INDIA
BUSINESS WORLD - OCTOBER 2006
THE MONTH THAT WAS...
BENCH LIVID AT MISUSE OF NINTH SCHEDULE
THE political class' itch to duck the judicial process by putting “favourite legislations” within the Ninth Schedule came in for a sharp attack from the Supreme Court on Monday. Chiding the government, the apex court said that instead of correcting the defects of invalid laws, the tendency now was to extend the laws under the “protected umbrella” of the Ninth Schedule of the Constitution.
This is being done mainly to make the court take its “hands off”, said a nine-judge Constitution bench, Chief Justice Y K Sabharwal on the first day of hearing a bunch of petitions challenging the legality of such inclusions.

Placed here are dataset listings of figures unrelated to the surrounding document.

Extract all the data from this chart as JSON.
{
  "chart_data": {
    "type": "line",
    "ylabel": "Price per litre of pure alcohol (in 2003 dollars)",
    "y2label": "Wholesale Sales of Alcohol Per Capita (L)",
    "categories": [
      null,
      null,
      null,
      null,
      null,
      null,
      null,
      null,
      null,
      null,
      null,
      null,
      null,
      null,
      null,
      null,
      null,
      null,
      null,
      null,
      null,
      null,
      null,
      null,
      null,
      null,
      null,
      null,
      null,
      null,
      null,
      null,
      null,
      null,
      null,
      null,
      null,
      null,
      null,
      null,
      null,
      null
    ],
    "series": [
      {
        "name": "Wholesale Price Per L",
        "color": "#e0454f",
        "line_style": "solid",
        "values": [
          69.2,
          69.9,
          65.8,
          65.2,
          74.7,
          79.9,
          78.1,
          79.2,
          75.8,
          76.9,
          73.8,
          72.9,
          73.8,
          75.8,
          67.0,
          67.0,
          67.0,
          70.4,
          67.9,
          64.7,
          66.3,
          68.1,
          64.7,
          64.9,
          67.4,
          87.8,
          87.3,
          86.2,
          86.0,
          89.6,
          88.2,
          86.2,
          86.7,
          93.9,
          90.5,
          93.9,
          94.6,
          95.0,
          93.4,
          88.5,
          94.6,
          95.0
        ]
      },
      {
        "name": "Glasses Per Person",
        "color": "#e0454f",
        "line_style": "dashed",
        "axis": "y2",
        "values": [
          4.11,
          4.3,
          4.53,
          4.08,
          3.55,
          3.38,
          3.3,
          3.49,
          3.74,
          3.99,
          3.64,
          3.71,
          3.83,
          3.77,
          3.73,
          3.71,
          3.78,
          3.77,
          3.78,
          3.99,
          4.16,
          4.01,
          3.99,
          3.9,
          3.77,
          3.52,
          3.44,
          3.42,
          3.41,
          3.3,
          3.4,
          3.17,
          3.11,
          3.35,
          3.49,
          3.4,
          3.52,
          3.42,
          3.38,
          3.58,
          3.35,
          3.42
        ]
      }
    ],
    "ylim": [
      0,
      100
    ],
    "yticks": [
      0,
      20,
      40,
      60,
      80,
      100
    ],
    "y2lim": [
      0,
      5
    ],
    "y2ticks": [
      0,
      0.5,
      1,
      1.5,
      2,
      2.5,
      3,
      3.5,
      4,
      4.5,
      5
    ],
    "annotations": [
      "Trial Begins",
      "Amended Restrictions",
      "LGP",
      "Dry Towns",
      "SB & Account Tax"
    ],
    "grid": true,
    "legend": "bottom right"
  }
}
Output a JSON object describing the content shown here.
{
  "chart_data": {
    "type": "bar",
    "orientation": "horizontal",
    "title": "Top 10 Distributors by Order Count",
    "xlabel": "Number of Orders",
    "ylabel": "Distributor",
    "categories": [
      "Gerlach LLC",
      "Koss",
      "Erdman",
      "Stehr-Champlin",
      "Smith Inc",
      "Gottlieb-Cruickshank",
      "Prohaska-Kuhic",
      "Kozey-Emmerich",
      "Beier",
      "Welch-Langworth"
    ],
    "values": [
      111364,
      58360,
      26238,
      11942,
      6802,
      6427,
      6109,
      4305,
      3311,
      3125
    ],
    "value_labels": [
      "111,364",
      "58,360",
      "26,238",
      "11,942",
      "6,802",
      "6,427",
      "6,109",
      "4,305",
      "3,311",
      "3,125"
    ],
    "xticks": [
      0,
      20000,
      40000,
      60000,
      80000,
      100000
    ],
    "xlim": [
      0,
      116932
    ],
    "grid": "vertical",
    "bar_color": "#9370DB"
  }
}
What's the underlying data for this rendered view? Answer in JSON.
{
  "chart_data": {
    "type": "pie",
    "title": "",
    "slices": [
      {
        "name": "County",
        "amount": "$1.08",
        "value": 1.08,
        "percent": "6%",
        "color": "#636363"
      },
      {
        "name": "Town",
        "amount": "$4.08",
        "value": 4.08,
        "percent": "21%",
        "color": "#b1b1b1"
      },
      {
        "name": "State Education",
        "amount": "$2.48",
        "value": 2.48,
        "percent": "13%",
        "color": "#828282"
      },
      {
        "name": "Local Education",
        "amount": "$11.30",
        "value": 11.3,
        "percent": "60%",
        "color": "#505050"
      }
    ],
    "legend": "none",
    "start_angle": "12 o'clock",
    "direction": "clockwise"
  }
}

Accepting the plea of senior counsel Fali S Nariman, the bench remarked that instead of amending invalid laws, the legislature was “trying to revive them.” The bench observed that even in case of an ordinary law, it has to be first tested and examined by a body before coming into effect. If that won't done, the danger was that even an ‘illegal law' could attain legality.
Mr Nariman, who appeared for I R Coelho, challenging the Tamil Nadu government's reservation law of 69% quota for Backward Classes, as against the SC's capping of the quota at 50%, said that the legislature's attempts to use the Ninth Schedule for circumventing the judicial process could have major ramifications. He even went on to say that if this trend was not checked, the political class could use the Ninth Schedule to curtail the right to life — the most basic of the Fundamental Rights.
The Ninth Schedule, Mr Nariman said, was conceived for a specific purpose — to protect the agrarian reform laws from judicial intervention. But in 1973 the court had made it clear that no law can be implemented if it was struck down by the court on the grounds that it violated the basic structure.
In other words, the Ninth Schedule cannot be used for circumventing judicial scrutiny. Mr Nariman, who questioned the political class' anxiety to invoke Article 31B to make frequent interventions in the Ninth Schedule, said the Article has outlived its utility.
He said that judicial review itself has been held as a basic structure of the Constitution. “It cannot be taken away under the garb of putting the laws in the Ninth Schedule, outside the scope of judicial scrutiny.”